ORLANDO, Fla.— Alphabet Inc.’s Google Life Sciences unit and the American Heart Association announced a five-year, $50 million collaboration intended to bring new approaches to research into the causes, treatment and prevention of heart disease.
Each party will contribute $25 million to the initiative, which will support research by the work of a single team drawn from a variety disciplines across medicine, engineering and technology. A leadership group composed of members from both sides plans to select a person to head the effort early next year.

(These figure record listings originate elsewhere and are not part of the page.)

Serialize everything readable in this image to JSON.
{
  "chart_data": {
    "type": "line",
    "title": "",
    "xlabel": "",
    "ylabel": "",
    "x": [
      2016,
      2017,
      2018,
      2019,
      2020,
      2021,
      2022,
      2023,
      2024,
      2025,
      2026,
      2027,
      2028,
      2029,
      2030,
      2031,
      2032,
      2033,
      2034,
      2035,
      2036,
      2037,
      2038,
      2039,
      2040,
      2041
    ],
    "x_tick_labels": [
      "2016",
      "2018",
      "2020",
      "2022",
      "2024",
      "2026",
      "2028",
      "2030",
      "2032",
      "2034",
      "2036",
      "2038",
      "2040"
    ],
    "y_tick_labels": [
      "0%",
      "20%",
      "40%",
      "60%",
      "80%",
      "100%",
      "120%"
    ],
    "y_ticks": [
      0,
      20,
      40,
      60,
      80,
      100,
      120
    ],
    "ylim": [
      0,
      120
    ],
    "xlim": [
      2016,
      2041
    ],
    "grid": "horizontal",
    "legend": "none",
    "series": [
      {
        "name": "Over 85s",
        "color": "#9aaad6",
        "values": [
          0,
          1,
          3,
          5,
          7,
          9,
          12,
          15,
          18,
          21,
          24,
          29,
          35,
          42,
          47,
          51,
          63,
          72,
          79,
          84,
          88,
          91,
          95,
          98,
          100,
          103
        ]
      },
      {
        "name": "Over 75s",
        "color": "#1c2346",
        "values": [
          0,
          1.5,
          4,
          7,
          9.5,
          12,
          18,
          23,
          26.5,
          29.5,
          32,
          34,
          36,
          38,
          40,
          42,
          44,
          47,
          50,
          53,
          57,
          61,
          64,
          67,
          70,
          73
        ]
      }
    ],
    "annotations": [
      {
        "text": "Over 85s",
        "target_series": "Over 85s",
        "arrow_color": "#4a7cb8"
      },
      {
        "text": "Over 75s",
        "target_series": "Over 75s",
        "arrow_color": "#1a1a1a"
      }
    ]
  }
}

The agreement, announced Sunday at the AHA’s annual scientific meeting, represents Google’s latest foray into life-sciences research. Among other moves: last year’s launch of what it calls a baseline study, an effort to collect data on individuals’ genetic and physical traits to come up with a description of a healthy human being.
Andrew Conrad, a molecular biologist and chief executive officer of Google Life Sciences, said the company’s expertise in sensors, data analytics and machine-based learning are among strengths it brings to the task of breaking new ground against cardiovascular disease. “This is the No. 1 killer in the world, and we should shake it up a bit,” he said.
The shrinking costs of genetic sequencing and advances in fields such as computer science are prompting researchers to forge collaborations across scientific disciplines to tackle big challenges in medicine, such as fighting cancer and other diseases.
“We live in an era today with resources that haven’t been available until now,” said Nancy Brown, the heart association’s CEO. Such an initiative with Google wouldn’t have been possible just a couple of years ago.
Leaders of the effort acknowledged big challenges, but said they hope a concerted multidisicplinary effort with long-term funding will result in progress that goes beyond the incremental advances characteristic of more conventional research. The effort will attempt to identify new drivers of heart disease as well as strategies to address and potentially reverse the development of coronary artery disease or to prevent its development, officials said.